I appreciate the other discussants. Dr Eastman, we are now up to about 20% of those getting into the ED that are organ donors and a greater percentage of those that are deemed to be appropriate donors and haven't been ruled out by substance abuse and other things.
Dr Parks commented on the violence. The actual gunshot wound numbers of assaults went down; the lethality went up. Therefore, the percentage of patients that were dead on arrival went up. It is a tough question regarding this and also the question that Dr Vanderveen asked about how to truly do good violence prevention. Because of an experience we had with MTV executives and some of these particularly violent video games, we have committed ourselves now to be involved in the community with business leaders and political leaders to create a video designed to draw a distinction between what we call the “hype” and the “reality,” the hype being this glamorization that we see throughout our American culture, this glamorization of a culture of violence which we see as the current public health problem.
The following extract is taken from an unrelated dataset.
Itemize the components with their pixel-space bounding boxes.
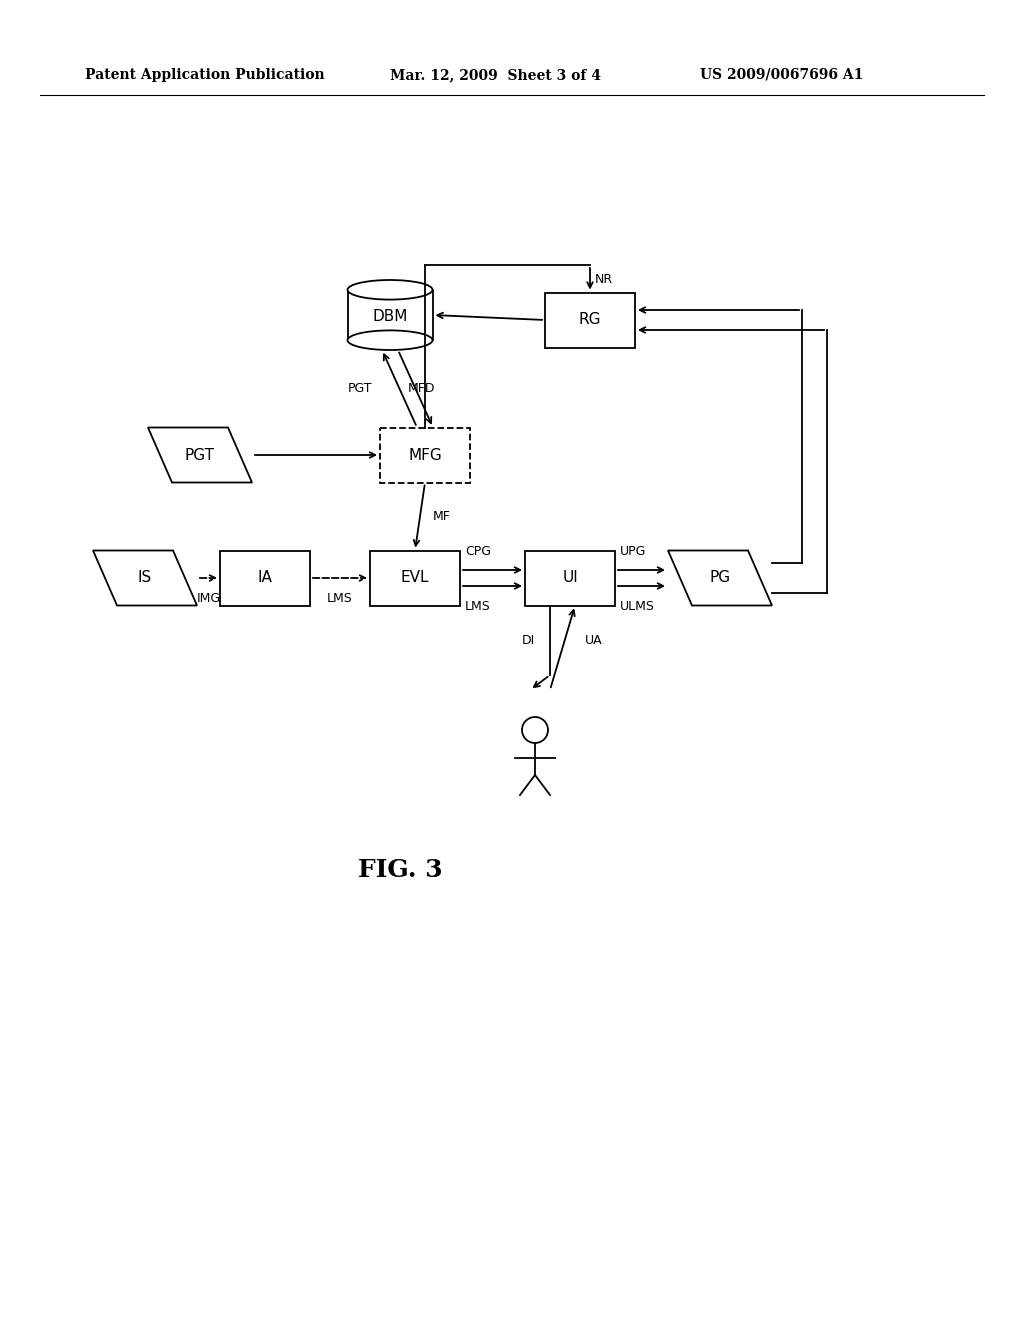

Dr Grannis talked about the drug-related numbers. That is tough to get your arms around in Baltimore. Baltimore is still a heroin town. When heroin enters a neighborhood, the decay of the social fabric is such that kids start to arm themselves as runners, as intermediaries, in the drug trade and arm themselves going to school. Other kids now see it necessary to arm themselves, and now an interpersonal conflict that 30 years ago would have led to a fistfight at 3 PM leads to a gunshot wound and, while the perpetrator or victim may not have a positive toxicology screen, it was directly related to the influx of drugs in that neighborhood. So in Baltimore it is still a major problem.
Dr Peck, suicides appear to be a very low contributor to this problem. It's again the brazen nature of these multiple gunshot wounds, and the story Dr Schecter shared unfortunately is one that we see across too many urban trauma centers. We believe the summation of all of this suggests that while there are violence prevention programs that are hospital-based and they are effective in other cities, the nature of what we are seeing in Baltimore suggests that in-hospital violence prevention for us makes about as much sense as swimming lessons from the bottom of the pool. It's just too late.